Rather than looking to change US practices, he stressed adherence to widely established tenets of care. “It’s critically important to keep paying close attention to the basics, to the simple blocking and tackling, and to identify which patients are at risk, and therefore, when workers need protective equipment,” he said.

“Follow the recommended standards,” continued Glatt, who is also a spokesperson for the Infectious Diseases Society of America and did not participate in this study.

In a finding from an ancillary pilot experiment, the Hong Kong researchers found exhaled air from a patient with a moderate coronavirus load showed no evidence of the virus, whether the patient was breathing normally or heavily, speaking, or coughing. And spot tests around the room detected the virus in just one location.

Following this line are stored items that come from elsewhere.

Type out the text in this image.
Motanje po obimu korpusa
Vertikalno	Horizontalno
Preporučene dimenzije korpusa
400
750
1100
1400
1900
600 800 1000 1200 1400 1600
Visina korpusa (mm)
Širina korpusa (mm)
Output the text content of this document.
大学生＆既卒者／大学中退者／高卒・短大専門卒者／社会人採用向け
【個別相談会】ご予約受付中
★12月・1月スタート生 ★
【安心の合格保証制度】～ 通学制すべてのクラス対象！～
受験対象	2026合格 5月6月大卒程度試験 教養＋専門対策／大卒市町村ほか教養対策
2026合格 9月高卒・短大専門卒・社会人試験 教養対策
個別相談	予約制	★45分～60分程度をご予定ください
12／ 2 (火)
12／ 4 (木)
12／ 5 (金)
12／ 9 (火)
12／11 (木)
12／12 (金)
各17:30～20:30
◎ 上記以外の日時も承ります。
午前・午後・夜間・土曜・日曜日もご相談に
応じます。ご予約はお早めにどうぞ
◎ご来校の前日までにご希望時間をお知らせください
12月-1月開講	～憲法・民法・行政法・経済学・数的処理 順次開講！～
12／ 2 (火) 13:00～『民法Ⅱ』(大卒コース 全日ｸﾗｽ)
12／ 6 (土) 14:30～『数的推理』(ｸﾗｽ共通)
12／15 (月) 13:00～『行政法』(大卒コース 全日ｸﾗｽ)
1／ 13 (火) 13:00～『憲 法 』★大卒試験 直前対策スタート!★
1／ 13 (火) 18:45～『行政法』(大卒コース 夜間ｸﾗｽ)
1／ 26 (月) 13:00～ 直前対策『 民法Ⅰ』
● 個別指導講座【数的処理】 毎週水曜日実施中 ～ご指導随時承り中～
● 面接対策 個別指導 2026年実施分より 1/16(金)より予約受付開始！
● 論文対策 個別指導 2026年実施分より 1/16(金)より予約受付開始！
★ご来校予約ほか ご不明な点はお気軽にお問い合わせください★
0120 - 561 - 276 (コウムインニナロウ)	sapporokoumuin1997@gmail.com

“We may not be able to make a definite conclusion based on the analysis of a single patient,” the authors write. “However, it may help to reassure our staff that the exhaled air may be rapidly diluted inside the AIIR with 12 air changes per hour, or probably the SARS-CoV-2 may not be predominantly transmitted by [the] airborne route.”

However, a recent Singapore study showed widespread environmental contamination by SARS-CoV-2 through respiratory droplets and fecal shedding, underlining the need for strict adherence to environmental and hand hygiene. Post-cleaning samples tested negative, suggesting that standard decontamination practices are effective.

This work was partly supported by the Consultancy Service for Enhancing Laboratory Surveillance of Emerging Infectious Diseases of the Department of Health, Hong Kong Special Administrative Region; and the Collaborative Innovation Center for Diagnosis and Treatment of Infectious Diseases, Ministry of Education of China. The authors and Glatt have disclosed no relevant financial relationships.

This article first appeared on Medscape.com.